Date of Award

8-10-2021

Degree Type

Dissertation

Degree Name

Doctor of Philosophy (PhD)

Department

English

First Advisor

Randy Malamud

Second Advisor

Tanya Caldwell

Third Advisor

LeeAnne Richardson

Abstract

Hilda Doolittle is best known as the imagist poet H.D. In a career lasting a half-century, H.D. also penned essays, memoirs, fiction, and translations of classical Greek works. Regardless of the genre, H.D. reveals much of her self in her work. Immediately following World War 1, she confronted her traumatic experiences during the war years. During World War II, she concentrated on the relationships—primarily with males—that had formed her identity. In the last work published in her lifetime, she conveyed what she had learned in her lifelong quest for identity. I explore selections from H.D.’s work in these three categories.

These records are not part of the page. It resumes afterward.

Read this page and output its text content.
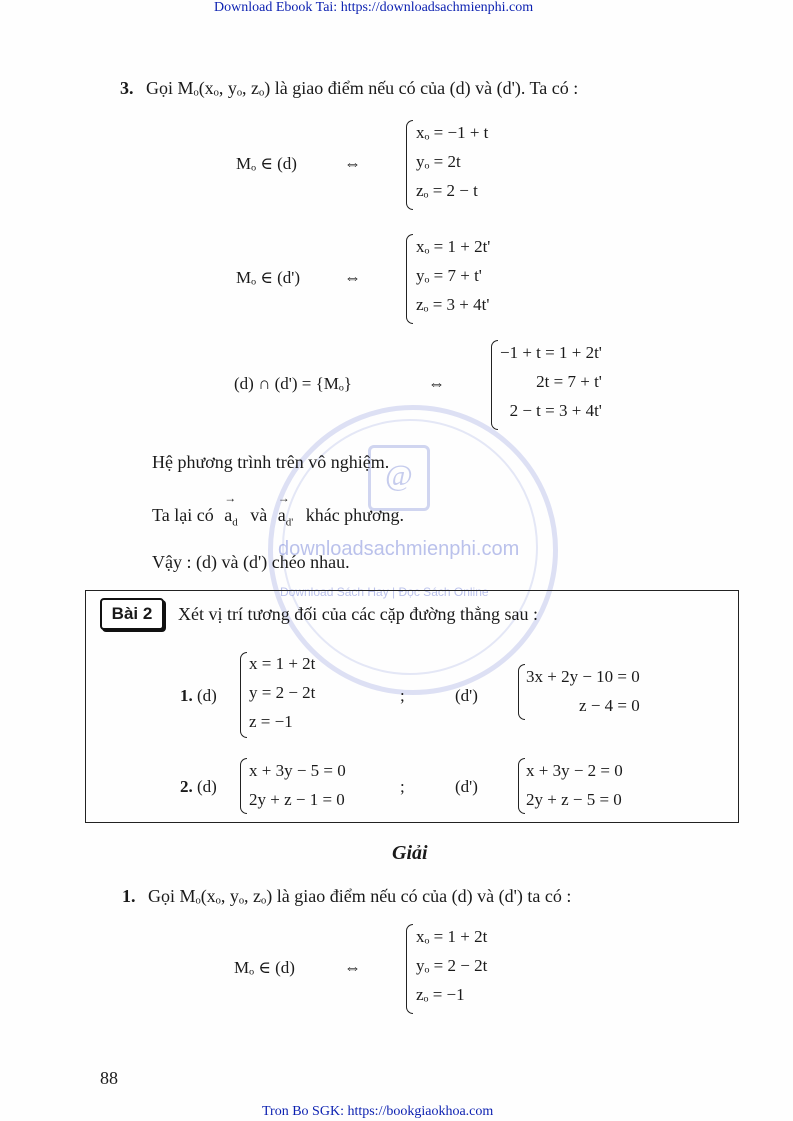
Download Ebook Tai: https://downloadsachmienphi.com
Tron Bo SGK: https://bookgiaokhoa.com
88
@
downloadsachmienphi.com
Download Sách Hay | Đọc Sách Online
3. Gọi Mₒ(xₒ, yₒ, zₒ) là giao điểm nếu có của (d) và (d'). Ta có :
Mₒ ∈ (d)	⇔
xₒ = −1 + t
yₒ = 2t
zₒ = 2 − t
Mₒ ∈ (d')	⇔
xₒ = 1 + 2t'
yₒ = 7 + t'
zₒ = 3 + 4t'
(d) ∩ (d') = {Mₒ}	⇔
−1 + t = 1 + 2t'
2t = 7 + t'
2 − t = 3 + 4t'
Hệ phương trình trên vô nghiệm.
Ta lại có → $a_d$ và → $a_{d'}$ khác phương.
Vậy : (d) và (d') chéo nhau.
Bài 2	Xét vị trí tương đối của các cặp đường thẳng sau :
1. (d)
x = 1 + 2t
y = 2 − 2t
z = −1
;	(d')
3x + 2y − 10 = 0
z − 4 = 0
2. (d)
x + 3y − 5 = 0
2y + z − 1 = 0
;	(d')
x + 3y − 2 = 0
2y + z − 5 = 0
Giải
1. Gọi Mₒ(xₒ, yₒ, zₒ) là giao điểm nếu có của (d) và (d') ta có :
Mₒ ∈ (d)	⇔
xₒ = 1 + 2t
yₒ = 2 − 2t
zₒ = −1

Due to the traumatic responses exhibited in World War I, trauma theory captivated physicians of the body and the mind. A much-debated aspect was the value of the narrative in overcoming trauma. H.D. seemed intuitively to grasp the importance of the narrative but, like many trauma theorists, first hoped to uncover the “truth.” She began this search in 1921 by writing two autobiografictional accounts of her war years; by 1940, she wrote her final volume recounting these events. She had learned that the “truth”—if it exists—is less important than remembering, repeating, and working through one’s experiences. In the 1940s and 1950s, H.D. turned to memoirs to pay tribute to her family, Sigmund Freud (with whom she underwent analysis), and fellow poet Ezra Pound. Each acts as a modern elegy acknowledging the importance of her lost loved ones yet freeing herself from their power over her. Finally is Helen in Egypt, a poem with prose captions in which H.D. imparts the lessons she has learned. She now grasps the illusiveness of “truth” and instead emphasizes the lifelong quest for identity ahead of us all.